For her part, Ms. Wildenstein said she was pleased to be honored. “I am very proud of it, but I feel like everybody here,” she told The Times. “It’s what I like. Always. To feel like everybody else.”
Jocelyne Perisset was born on Sept. 7, 1945, in Lausanne, Switzerland. (Her first name is often spelled without that second “e.” As Ms. Wildenstein told The Times of London last year, “People in Europe want to put the ‘e,’ and in America they don’t put the ‘e’ — it came on and off, this ‘e’.”) Her father, Armand, was a custom clothier; her mother, Liliane, oversaw the home when Jocelyne was young, then became a lawyer.
When Jocelyne was 17, she began dating Cyril Piguet, a Swiss movie producer, and after a few years they moved to Paris together. She was 31 and dating Sergio Gobbi, a filmmaker, when she met Mr. Wildenstein, who was also involved with someone else, on a trip to Kenya. The two were holed up in an animal blind hunting lions at 5 a.m., after which they rode motorcycles to a hilltop and shared a first kiss. By all accounts they were smitten with each other, and they married in Las Vegas in 1978.
In addition to Mr. Klein, Ms. Wildenstein is survived by her children, Diane Wildenstein and Alec Wildenstein Jr., and three grandchildren. Mr. Wildenstein died in 2008.

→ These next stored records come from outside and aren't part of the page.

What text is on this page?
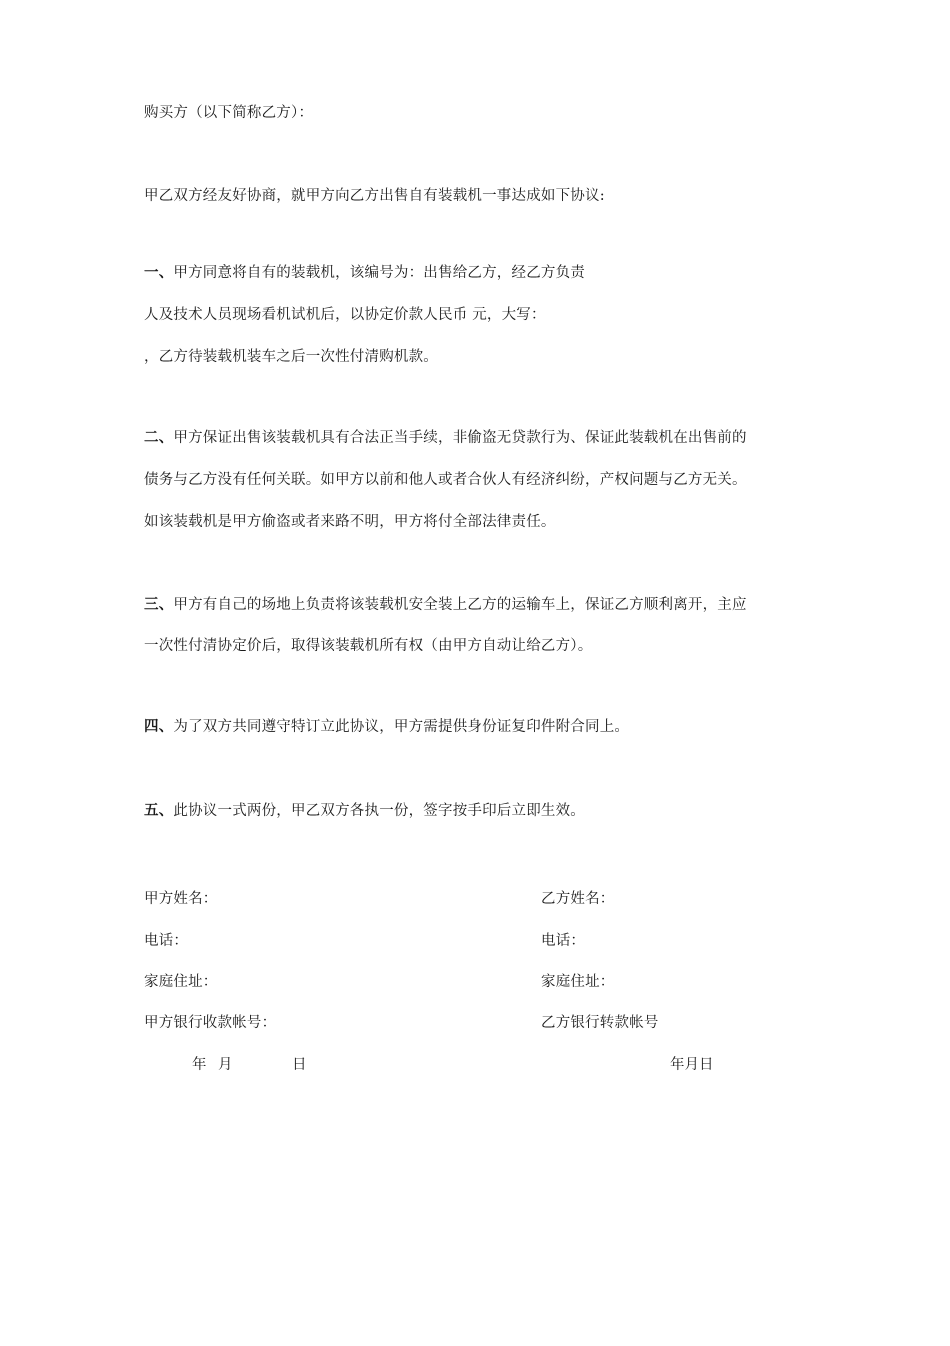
购买方（以下简称乙方）：
甲乙双方经友好协商，就甲方向乙方出售自有装载机一事达成如下协议:
一、甲方同意将自有的装载机，该编号为：出售给乙方，经乙方负责
人及技术人员现场看机试机后，以协定价款人民币 元，大写：
，乙方待装载机装车之后一次性付清购机款。
二、甲方保证出售该装载机具有合法正当手续，非偷盗无贷款行为、保证此装载机在出售前的
债务与乙方没有任何关联。如甲方以前和他人或者合伙人有经济纠纷，产权问题与乙方无关。
如该装载机是甲方偷盗或者来路不明，甲方将付全部法律责任。
三、甲方有自己的场地上负责将该装载机安全装上乙方的运输车上，保证乙方顺利离开，主应
一次性付清协定价后，取得该装载机所有权（由甲方自动让给乙方）。
四、为了双方共同遵守特订立此协议，甲方需提供身份证复印件附合同上。
五、此协议一式两份，甲乙双方各执一份，签字按手印后立即生效。
甲方姓名：
电话：
家庭住址：
甲方银行收款帐号：
乙方姓名：
电话：
家庭住址：
乙方银行转款帐号
年 月	日	年月日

She met Mr. Klein, a fashion designer, in 2003, when she accepted an invitation to one of his shows. Their relationship was stormy. In 2016, they were both arrested after assaulting each other in the Trump World Tower apartment they shared, but a year later they had made up, and Mr. Klein proposed to her with a 32-carat engagement ring in the Versace mansion in Miami. (At her death, they had yet to marry.)

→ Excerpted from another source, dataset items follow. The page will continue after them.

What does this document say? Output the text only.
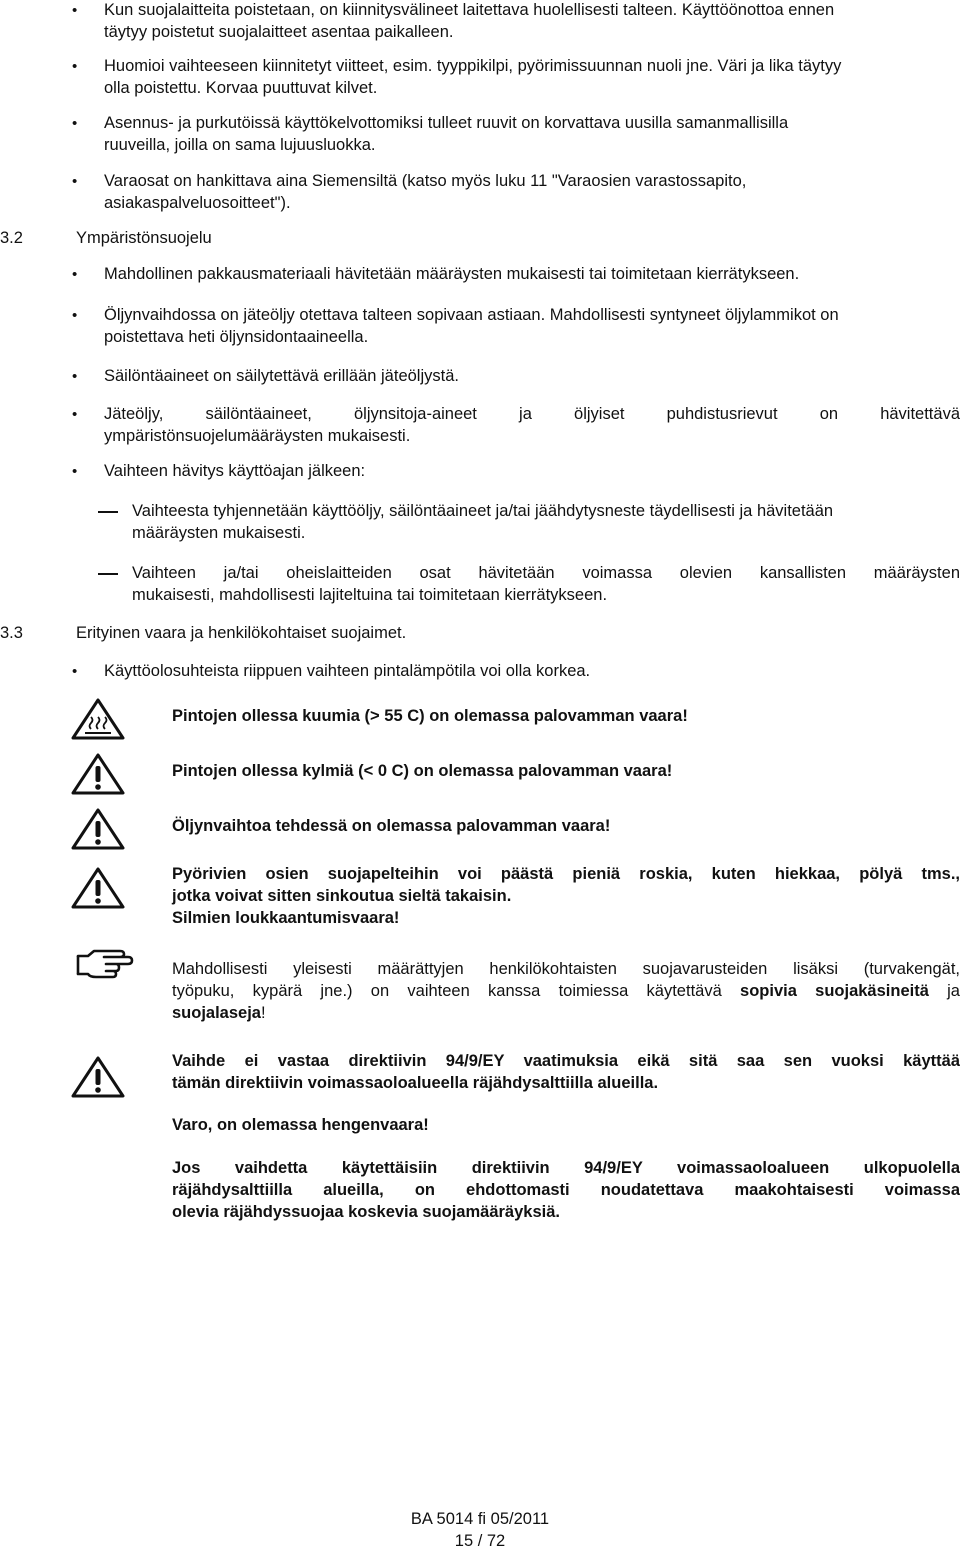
• Kun suojalaitteita poistetaan, on kiinnitysvälineet laitettava huolellisesti talteen. Käyttöönottoa ennen
täytyy poistetut suojalaitteet asentaa paikalleen.
• Huomioi vaihteeseen kiinnitetyt viitteet, esim. tyyppikilpi, pyörimissuunnan nuoli jne. Väri ja lika täytyy
olla poistettu. Korvaa puuttuvat kilvet.
• Asennus- ja purkutöissä käyttökelvottomiksi tulleet ruuvit on korvattava uusilla samanmallisilla
ruuveilla, joilla on sama lujuusluokka.
• Varaosat on hankittava aina Siemensiltä (katso myös luku 11 "Varaosien varastossapito,
asiakaspalveluosoitteet").
3.2	Ympäristönsuojelu
• Mahdollinen pakkausmateriaali hävitetään määräysten mukaisesti tai toimitetaan kierrätykseen.
• Öljynvaihdossa on jäteöljy otettava talteen sopivaan astiaan. Mahdollisesti syntyneet öljylammikot on
poistettava heti öljynsidontaaineella.
• Säilöntäaineet on säilytettävä erillään jäteöljystä.
• Jäteöljy, säilöntäaineet, öljynsitoja-aineet ja öljyiset puhdistusrievut on hävitettävä
ympäristönsuojelumääräysten mukaisesti.
• Vaihteen hävitys käyttöajan jälkeen:
Vaihteesta tyhjennetään käyttööljy, säilöntäaineet ja/tai jäähdytysneste täydellisesti ja hävitetään
määräysten mukaisesti.
Vaihteen ja/tai oheislaitteiden osat hävitetään voimassa olevien kansallisten määräysten
mukaisesti, mahdollisesti lajiteltuina tai toimitetaan kierrätykseen.
3.3	Erityinen vaara ja henkilökohtaiset suojaimet.
• Käyttöolosuhteista riippuen vaihteen pintalämpötila voi olla korkea.
Pintojen ollessa kuumia (> 55 C) on olemassa palovamman vaara!
Pintojen ollessa kylmiä (< 0 C) on olemassa palovamman vaara!
Öljynvaihtoa tehdessä on olemassa palovamman vaara!
Pyörivien osien suojapelteihin voi päästä pieniä roskia, kuten hiekkaa, pölyä tms.,
jotka voivat sitten sinkoutua sieltä takaisin.
Silmien loukkaantumisvaara!
Mahdollisesti yleisesti määrättyjen henkilökohtaisten suojavarusteiden lisäksi (turvakengät,
työpuku, kypärä jne.) on vaihteen kanssa toimiessa käytettävä sopivia suojakäsineitä ja
suojalaseja!
Vaihde ei vastaa direktiivin 94/9/EY vaatimuksia eikä sitä saa sen vuoksi käyttää
tämän direktiivin voimassaoloalueella räjähdysalttiilla alueilla.
Varo, on olemassa hengenvaara!
Jos vaihdetta käytettäisiin direktiivin 94/9/EY voimassaoloalueen ulkopuolella
räjähdysalttiilla alueilla, on ehdottomasti noudatettava maakohtaisesti voimassa
olevia räjähdyssuojaa koskevia suojamääräyksiä.
BA 5014 fi 05/2011
15 / 72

Throughout her life, Ms. Wildenstein remained a tabloid staple — and seemed to revel in that status. She made headlines when she sold her cat-themed jewels in 2002; when she evaded eviction for unpaid rent at her United Nations Plaza apartment in 2013; and when New York State’s labor commissioner sued her for failing to pay a personal assistant in 2014.
In 2018, Ms. Wildenstein declared bankruptcy, telling reporters that a Velázquez painting she had been guaranteed was a forgery, a Cézanne had been undervalued, and her income was zero. Mr. Klein, in an interview, said that the bankruptcy was a “technicality” and that she had been in good shape financially.
In recent years, Ms. Wildenstein turned to television to tell her story. She is said to be the subject of a forthcoming HBO documentary, as well as a reality series.
“I think I had a lot of fun,” Ms. Wildenstein told Interview magazine in 2023. “I found freedom, and instead of having to behave according to a program, I could suddenly have the freedom to appreciate it.”